About Erythropoietic and X-Linked Protoporphyria
Erythropoietic Protoporphyria (EPP) and X-Linked Protoporphyria (XLP) are ultra-rare genetic disorders resulting from mutations in enzymes critical to heme biosynthesis—ferrochelatase (FECH) in EPP and ALAS2 in XLP. These mutations lead to excess production and accumulation of PPIX, a photoreactive molecule that causes painful reactions upon exposure to visible light. Symptoms often begin in early childhood, manifesting as severe burning or stinging pain within minutes of sunlight exposure, without visible skin changes. In severe cases, chronic PPIX accumulation can result in progressive liver damage and hepatic failure.
There are currently no approved oral therapies in the United States that directly address the underlying biochemical defect responsible for PPIX accumulation. This leaves a substantial unmet medical need for treatments capable of modifying disease progression and improving patients’ day-to-day quality of life.
About GondolaBio
GondolaBio is a clinical-stage biopharmaceutical company committed to developing transformative therapies for patients with serious and underserved genetic diseases. The company leverages a unique decentralized research model through its network of specialized affiliates, each focused on distinct rare or monogenic disorders. This structure enables GondolaBio to pursue innovative science efficiently, advancing multiple therapeutic programs in parallel while maintaining a patient-centric approach to development.

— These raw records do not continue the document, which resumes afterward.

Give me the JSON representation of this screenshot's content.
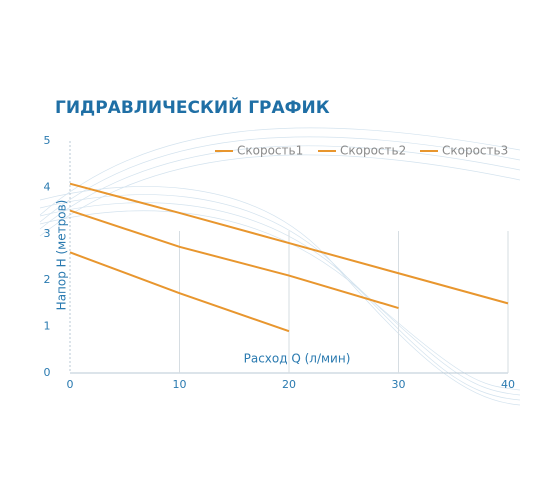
{
  "chart_data": {
    "type": "line",
    "title": "ГИДРАВЛИЧЕСКИЙ ГРАФИК",
    "x_label": "Расход Q (л/мин)",
    "y_label": "Напор Н (метров)",
    "xlim": [
      0,
      40
    ],
    "ylim": [
      0,
      5
    ],
    "xticks": [
      0,
      10,
      20,
      30,
      40
    ],
    "yticks": [
      0,
      1,
      2,
      3,
      4,
      5
    ],
    "grid": true,
    "legend": "top-right",
    "series": [
      {
        "name": "Скорость1",
        "color": "#e8962e",
        "x": [
          0,
          10,
          20
        ],
        "values": [
          2.6,
          1.72,
          0.9
        ]
      },
      {
        "name": "Скорость2",
        "color": "#e8962e",
        "x": [
          0,
          10,
          20,
          30
        ],
        "values": [
          3.5,
          2.72,
          2.1,
          1.4
        ]
      },
      {
        "name": "Скорость3",
        "color": "#e8962e",
        "x": [
          0,
          10,
          20,
          30,
          40
        ],
        "values": [
          4.08,
          3.45,
          2.8,
          2.15,
          1.5
        ]
      }
    ]
  }
}
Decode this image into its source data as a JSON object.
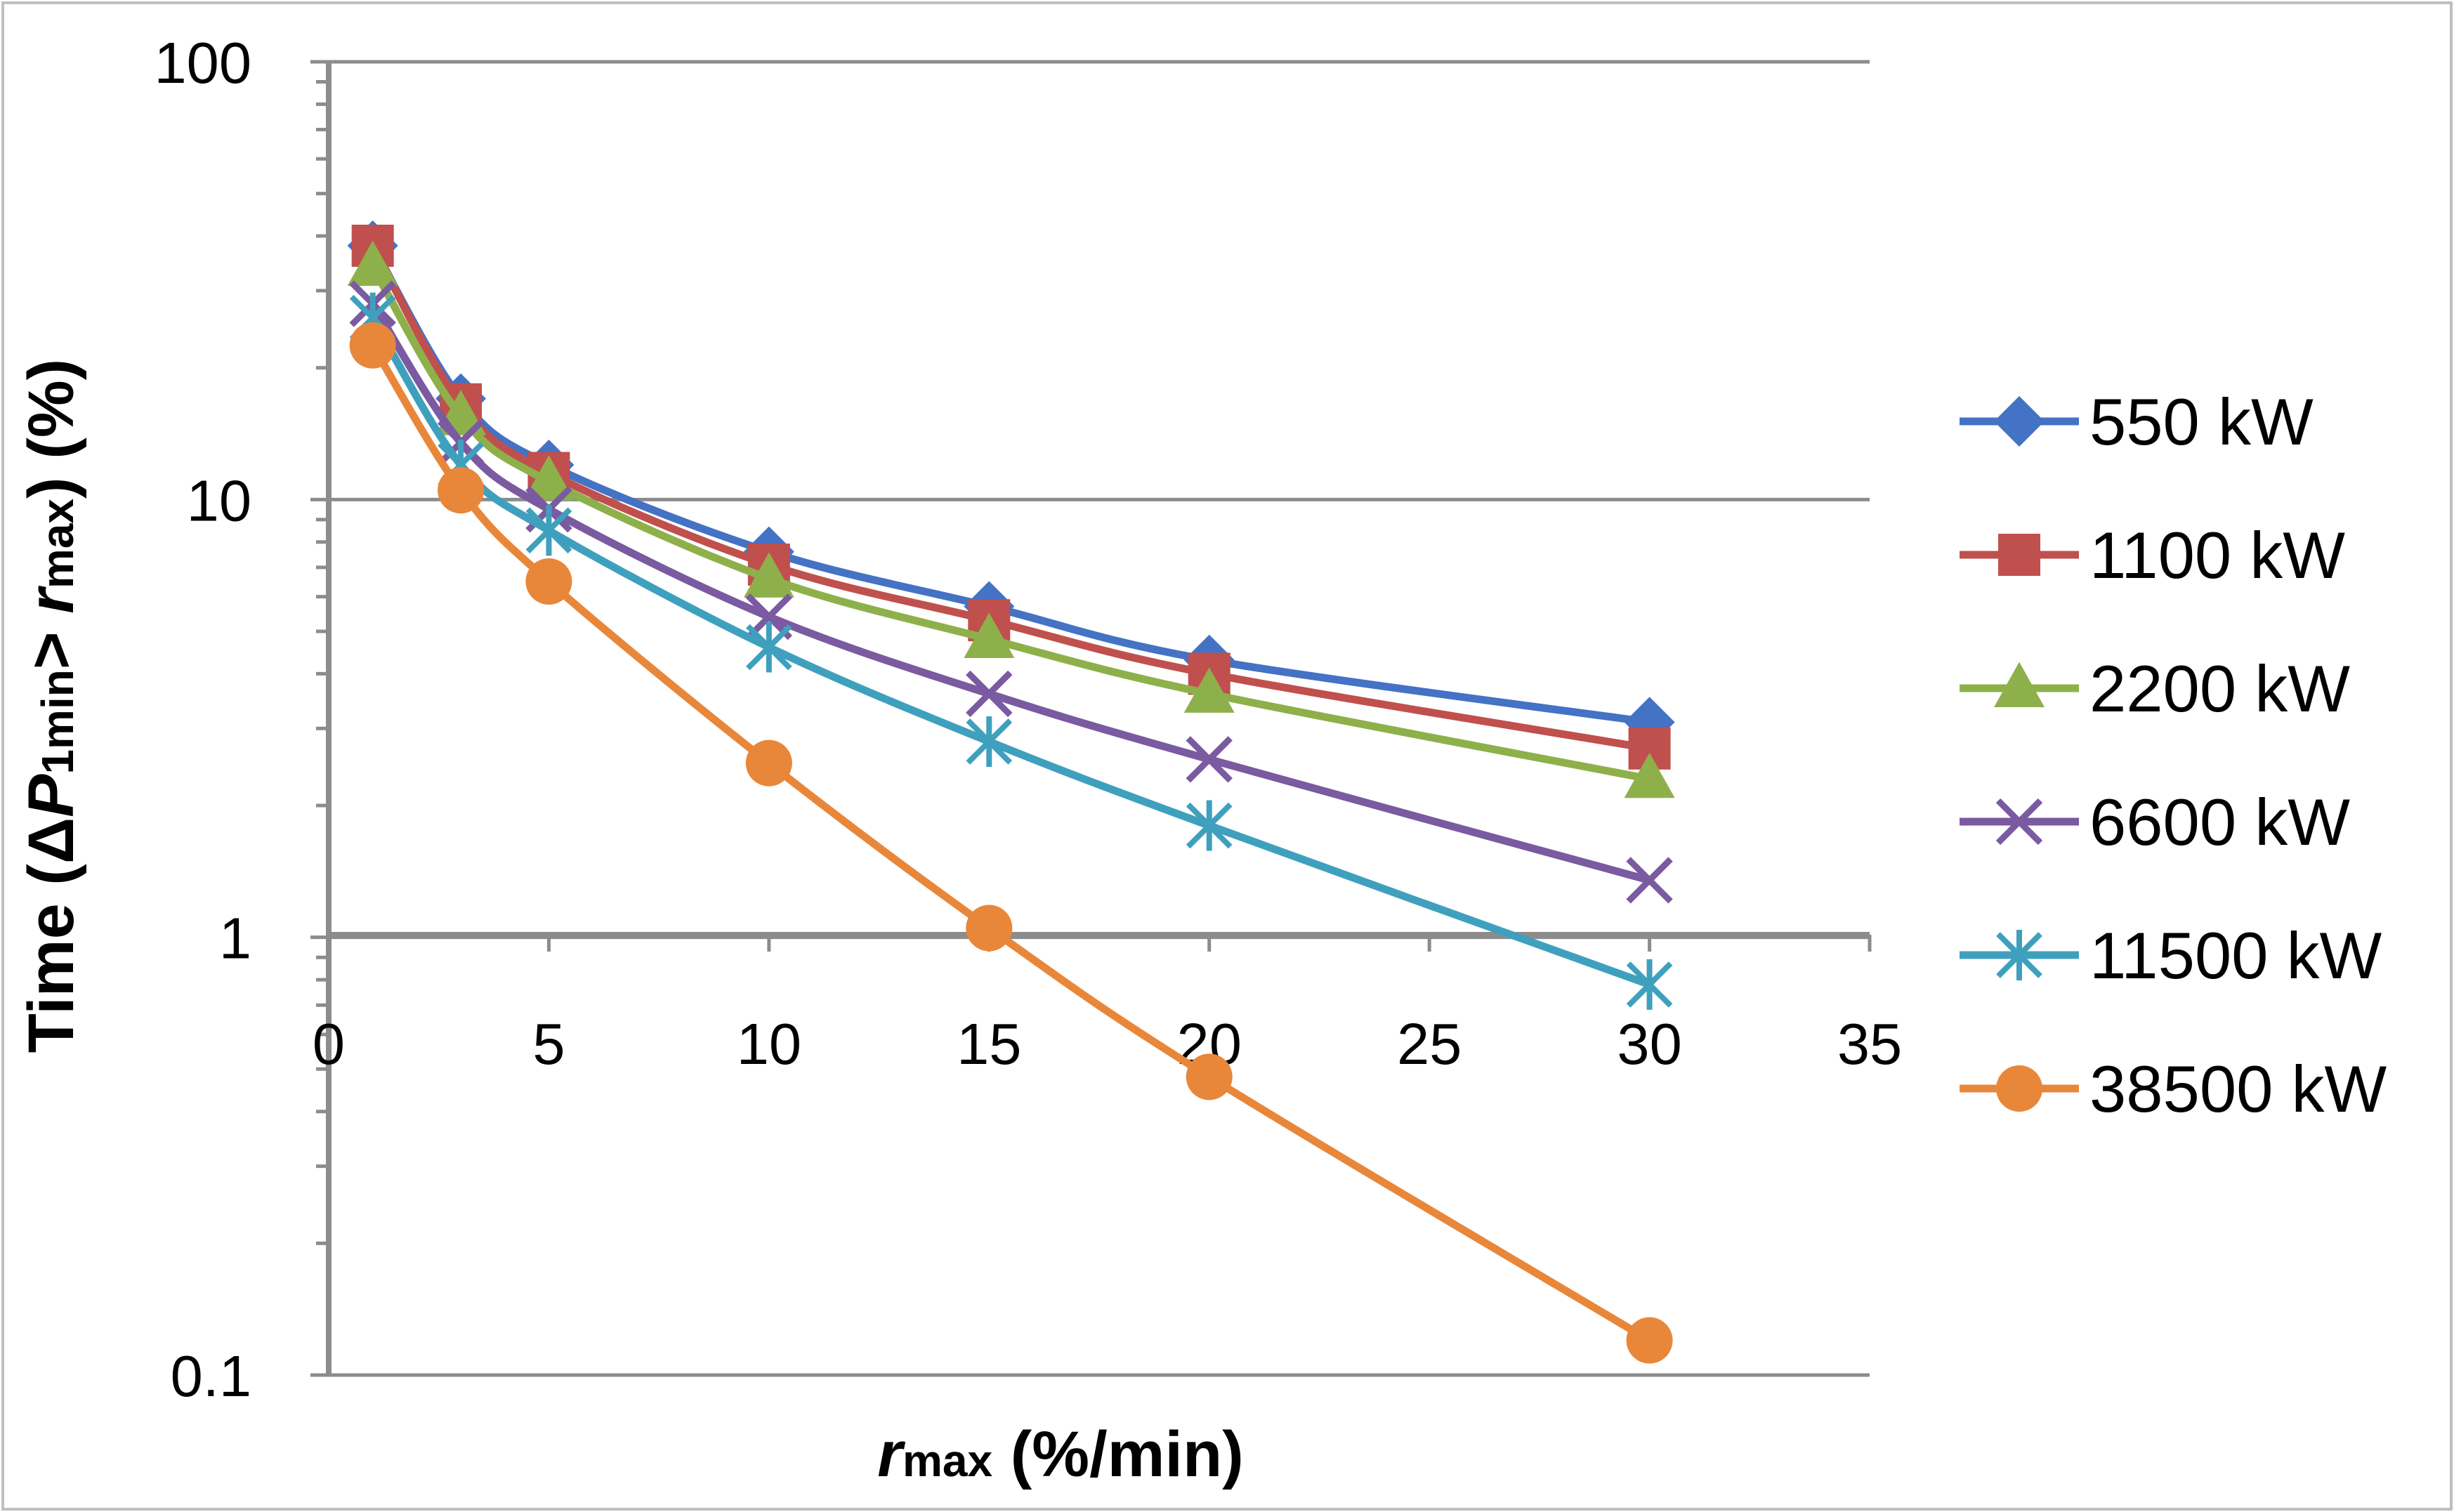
{
  "chart_data": {
    "type": "line",
    "xlabel": {
      "main": "r",
      "sub": "max",
      "rest": " (%/min)"
    },
    "ylabel": {
      "pre": "Time (Δ",
      "p": "P",
      "sub1": "1min",
      "mid": "> ",
      "r": "r",
      "sub2": "max",
      "post": ") (%)"
    },
    "xlim": [
      0,
      35
    ],
    "ylim": [
      0.1,
      100
    ],
    "yscale": "log",
    "x_ticks": [
      "0",
      "5",
      "10",
      "15",
      "20",
      "25",
      "30",
      "35"
    ],
    "y_ticks": [
      "0.1",
      "1",
      "10",
      "100"
    ],
    "grid": "horizontal major",
    "legend_position": "right",
    "series": [
      {
        "name": "550 kW",
        "color": "#4472C4",
        "marker": "diamond",
        "x": [
          1,
          3,
          5,
          10,
          15,
          20,
          30
        ],
        "y": [
          38,
          17,
          12,
          7.6,
          5.7,
          4.3,
          3.1
        ]
      },
      {
        "name": "1100 kW",
        "color": "#C0504D",
        "marker": "square",
        "x": [
          1,
          3,
          5,
          10,
          15,
          20,
          30
        ],
        "y": [
          38,
          16.5,
          11.5,
          7.1,
          5.3,
          4.0,
          2.7
        ]
      },
      {
        "name": "2200 kW",
        "color": "#8EB04A",
        "marker": "triangle",
        "x": [
          1,
          3,
          5,
          10,
          15,
          20,
          30
        ],
        "y": [
          34,
          15.5,
          11.0,
          6.6,
          4.8,
          3.6,
          2.3
        ]
      },
      {
        "name": "6600 kW",
        "color": "#7A5AA0",
        "marker": "x",
        "x": [
          1,
          3,
          5,
          10,
          15,
          20,
          30
        ],
        "y": [
          28,
          13.5,
          9.5,
          5.4,
          3.6,
          2.55,
          1.35
        ]
      },
      {
        "name": "11500 kW",
        "color": "#3FA0BE",
        "marker": "star",
        "x": [
          1,
          3,
          5,
          10,
          15,
          20,
          30
        ],
        "y": [
          26,
          12.0,
          8.5,
          4.6,
          2.8,
          1.8,
          0.78
        ]
      },
      {
        "name": "38500 kW",
        "color": "#E8873A",
        "marker": "circle",
        "x": [
          1,
          3,
          5,
          10,
          15,
          20,
          30
        ],
        "y": [
          22.5,
          10.5,
          6.5,
          2.5,
          1.05,
          0.48,
          0.12
        ]
      }
    ]
  }
}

Through its portfolio companies, including Portal Therapeutics, GondolaBio is advancing a growing pipeline of small molecules and biologics that target the root causes of genetic and metabolic diseases. The company’s mission is to turn cutting-edge molecular insights into meaningful clinical outcomes, improving the lives of patients and families affected by rare conditions worldwide.